Two Midwood middle schools will share a campus this fall — despite parents’ pleas otherwise.
A Department of Education panel voted unanimously on Dec. 21 to move E. 22nd Street’s IS 381 in with Andries Hudde at the latter junior high’s Nostrand Avenue campus. The plan should provide IS 381’s roughly 300 sixth- through eighth-graders with better resources — including a librarian and superior science lab — but parents strongly opposed the plan because of Hudde’s reputation as being unsafe.
Parents of IS 381 students are mad they didn’t get their way, but now they’re hoping IS 381 will rub off on Hudde, one mom said.
“We were very sad and outraged a little. It was just very disappointing, all of the concerns the parents brought up were completely ignored,” said Elaina McDuffie, whose son will start seventh grade at IS 381 next year. “We’re being moved and we are going to move together and we’ll be the model in that school and continue to thrive as 381.”
Hudde is a zoned school, but kids from all over the city can apply to go to IS 381, and forcing the move effectively undermines parents’ decisions to send their kids there, Councilman Chaim Deutsch (D–Midwood) testified during last Wednesday’s vote.

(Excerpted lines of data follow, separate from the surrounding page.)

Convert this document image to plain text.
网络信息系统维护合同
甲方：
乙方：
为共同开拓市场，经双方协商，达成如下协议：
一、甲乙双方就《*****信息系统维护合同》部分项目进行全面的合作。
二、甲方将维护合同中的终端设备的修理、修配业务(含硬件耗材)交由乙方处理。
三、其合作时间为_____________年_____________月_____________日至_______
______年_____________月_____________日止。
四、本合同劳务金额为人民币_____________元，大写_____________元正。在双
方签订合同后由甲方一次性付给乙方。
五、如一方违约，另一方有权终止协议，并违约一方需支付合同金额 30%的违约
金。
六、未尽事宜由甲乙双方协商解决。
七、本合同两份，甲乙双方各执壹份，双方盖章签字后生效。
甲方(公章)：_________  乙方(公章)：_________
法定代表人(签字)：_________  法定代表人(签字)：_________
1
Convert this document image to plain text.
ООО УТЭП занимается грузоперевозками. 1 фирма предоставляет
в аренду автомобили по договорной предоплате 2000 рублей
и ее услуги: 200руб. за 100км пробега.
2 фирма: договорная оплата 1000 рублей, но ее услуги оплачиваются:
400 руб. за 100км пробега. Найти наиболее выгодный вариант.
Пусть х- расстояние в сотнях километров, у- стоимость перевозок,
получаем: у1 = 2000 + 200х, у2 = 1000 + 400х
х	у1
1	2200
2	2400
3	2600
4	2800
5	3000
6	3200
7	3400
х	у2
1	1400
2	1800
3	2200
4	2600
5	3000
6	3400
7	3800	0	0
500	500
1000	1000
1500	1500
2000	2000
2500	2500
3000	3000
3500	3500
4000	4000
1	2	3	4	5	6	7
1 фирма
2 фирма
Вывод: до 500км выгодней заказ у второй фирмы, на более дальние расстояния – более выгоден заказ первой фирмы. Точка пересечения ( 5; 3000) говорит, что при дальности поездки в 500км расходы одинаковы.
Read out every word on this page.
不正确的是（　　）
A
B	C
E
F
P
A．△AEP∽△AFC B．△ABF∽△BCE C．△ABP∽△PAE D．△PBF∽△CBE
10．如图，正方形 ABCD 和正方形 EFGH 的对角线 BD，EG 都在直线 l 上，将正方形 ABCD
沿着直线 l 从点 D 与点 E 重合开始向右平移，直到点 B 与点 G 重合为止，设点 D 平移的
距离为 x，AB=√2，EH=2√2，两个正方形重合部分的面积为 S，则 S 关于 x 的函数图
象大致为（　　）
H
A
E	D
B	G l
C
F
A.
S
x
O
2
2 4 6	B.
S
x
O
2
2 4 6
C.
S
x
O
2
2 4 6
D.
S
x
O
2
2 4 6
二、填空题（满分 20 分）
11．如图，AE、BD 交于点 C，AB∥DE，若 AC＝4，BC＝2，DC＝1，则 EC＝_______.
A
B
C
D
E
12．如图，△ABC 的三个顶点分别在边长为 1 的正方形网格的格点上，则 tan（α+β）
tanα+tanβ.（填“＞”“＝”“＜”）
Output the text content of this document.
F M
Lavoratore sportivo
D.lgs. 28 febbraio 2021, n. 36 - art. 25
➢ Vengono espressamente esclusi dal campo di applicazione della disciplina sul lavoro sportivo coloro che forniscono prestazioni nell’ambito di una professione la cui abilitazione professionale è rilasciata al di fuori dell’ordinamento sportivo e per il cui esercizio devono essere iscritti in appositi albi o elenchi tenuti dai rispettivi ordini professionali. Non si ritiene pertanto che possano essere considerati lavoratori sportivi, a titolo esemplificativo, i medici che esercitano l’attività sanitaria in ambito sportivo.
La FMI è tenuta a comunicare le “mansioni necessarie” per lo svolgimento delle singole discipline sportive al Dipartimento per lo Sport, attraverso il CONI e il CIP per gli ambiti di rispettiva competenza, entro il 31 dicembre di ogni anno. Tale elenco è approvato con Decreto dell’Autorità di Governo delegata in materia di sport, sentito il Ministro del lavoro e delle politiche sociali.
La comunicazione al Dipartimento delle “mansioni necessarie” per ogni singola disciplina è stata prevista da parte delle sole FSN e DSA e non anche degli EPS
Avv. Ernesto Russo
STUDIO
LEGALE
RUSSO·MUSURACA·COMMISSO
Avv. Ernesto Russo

“Parents know what’s best for their children, and you have 300-plus students whose parents made a choice to put them in a choice school, so what I see tonight is giving them no choice,” he said.
But the deed is done, and now parents can only help the situation with a positive outlook, said the president of the Parent Teachers Association at IS 381.
“We are going to move forward and make it better,” said Diane Bharath, whose two kids will attend high school next year.
IS 381 is currently co-located with PS 197, and the Department of Education hopes to up enrollment there once 381 leaves so it can shrink a deficit in elementary school seats in the school district.
The changes take effect when the next school year begins in the fall.